There are two artists that deserve their own category in a list of my listening tastes. Jim O’Rourke is one of the most prolific experimental musicians imaginable, having worked with Wilco, Sonic Youth, Joanna Newsom, as well as making up half of my favourite post-rock band, Gastr Del Sol, and also finding time to create a handful of sublime pop albums for Drag City. His experimental work with Fennesz (It’s Hard for Me to Say I’m Sorry) and Fire! (Unreleased?) are some of the albums I often return to while writing. Oren Ambarchi has had a similar stellar, and similarly collaborative, career, and his solo albums make me cross-eyed with contentment. Selecting an Oren Ambarchi album means immediately shutting out the world and retreating to a comfortable, secluded place which I imagine to be rather like Roald Dahl’s writing hut. I’m picking ‘Remedios the Beauty’ from my favourite of Ambarchi’s albums, Grapes from the Estate. It’s 15 minutes long, but usually after the first couple of minutes I can barely hear it, like the hubbub of a café, except it’s a café filled with customers that hum happily instead of chatting.
I love jazz, but I listen to it only rarely as a background to writing – usually when I want a hit of adrenaline, and often at the editing stage when my motivation may be flagging. Charles Mingus’ Ah Um hits the spot, as does Thelonious Monk’s Monk’s Music and Sun Ra’s Sleeping Beauty. The one I’ve been returning to most recently while editing my most recent novel is Duke Ellington’s Money Jungle, so that’s my next pick.
Sometimes intensity is what’s required as a background. I rarely write action scenes – possibly a failing of mine – and so when I do, I really need to gear up.

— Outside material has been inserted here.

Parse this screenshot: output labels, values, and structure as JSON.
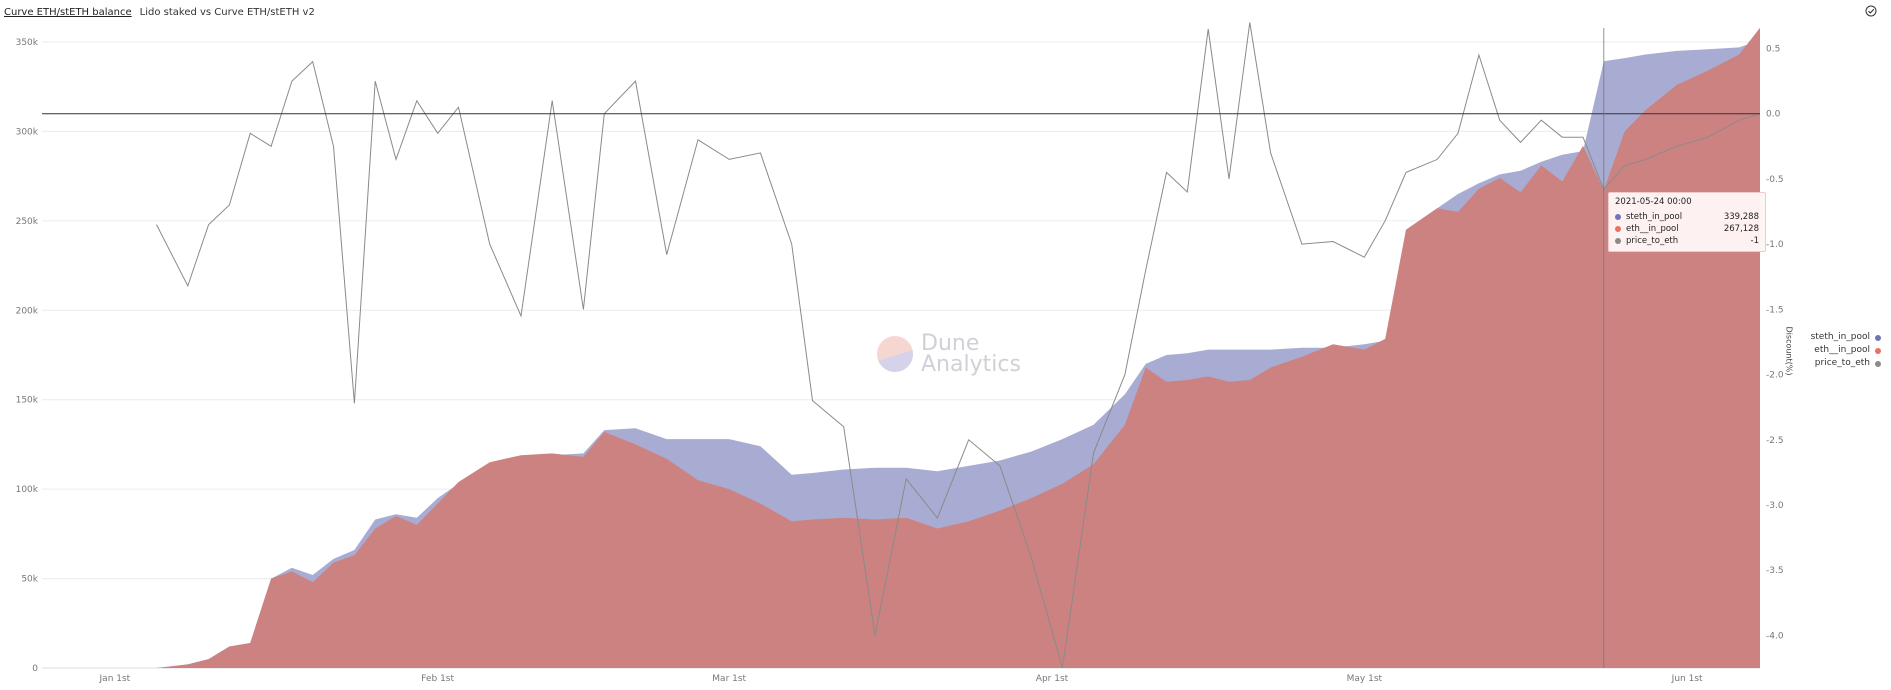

Splazsh by Actress works fantastically well, as does the space-techno STRGTHS by SHXCXCHCXSH. For now, I’ll pick an incredible, disorienting live recording from Throbbing Gristle and Factory Floor supergroup, Carter Tutti Void, included on Transverse.
I know that soundtrack albums are often popular with writers, but I find that anything that specifically recalls a film I like is problematic – I wouldn’t want to unconsciously adopt things half-remembered from a favourite film. Soundtracks that are more tonal than melodic work fine: Geoff Barrow and Ben Salisbury’s score to Annihilation being a case in point, or the contextless drones of Dean Hurley’s soundscapes for Twin Peaks: The Return, released as Anthology Resource Vol. 1: △△. This will sound obtuse, but I like listening to scores of films I haven’t seen. I’m planning a novel right now, and the laborious process of creating a synopsis has been soundtracked by Ennio Morricone’s score to Senza Sapere Niente Di Lei, a film about which I know literally nothing. It’s my bonus pick.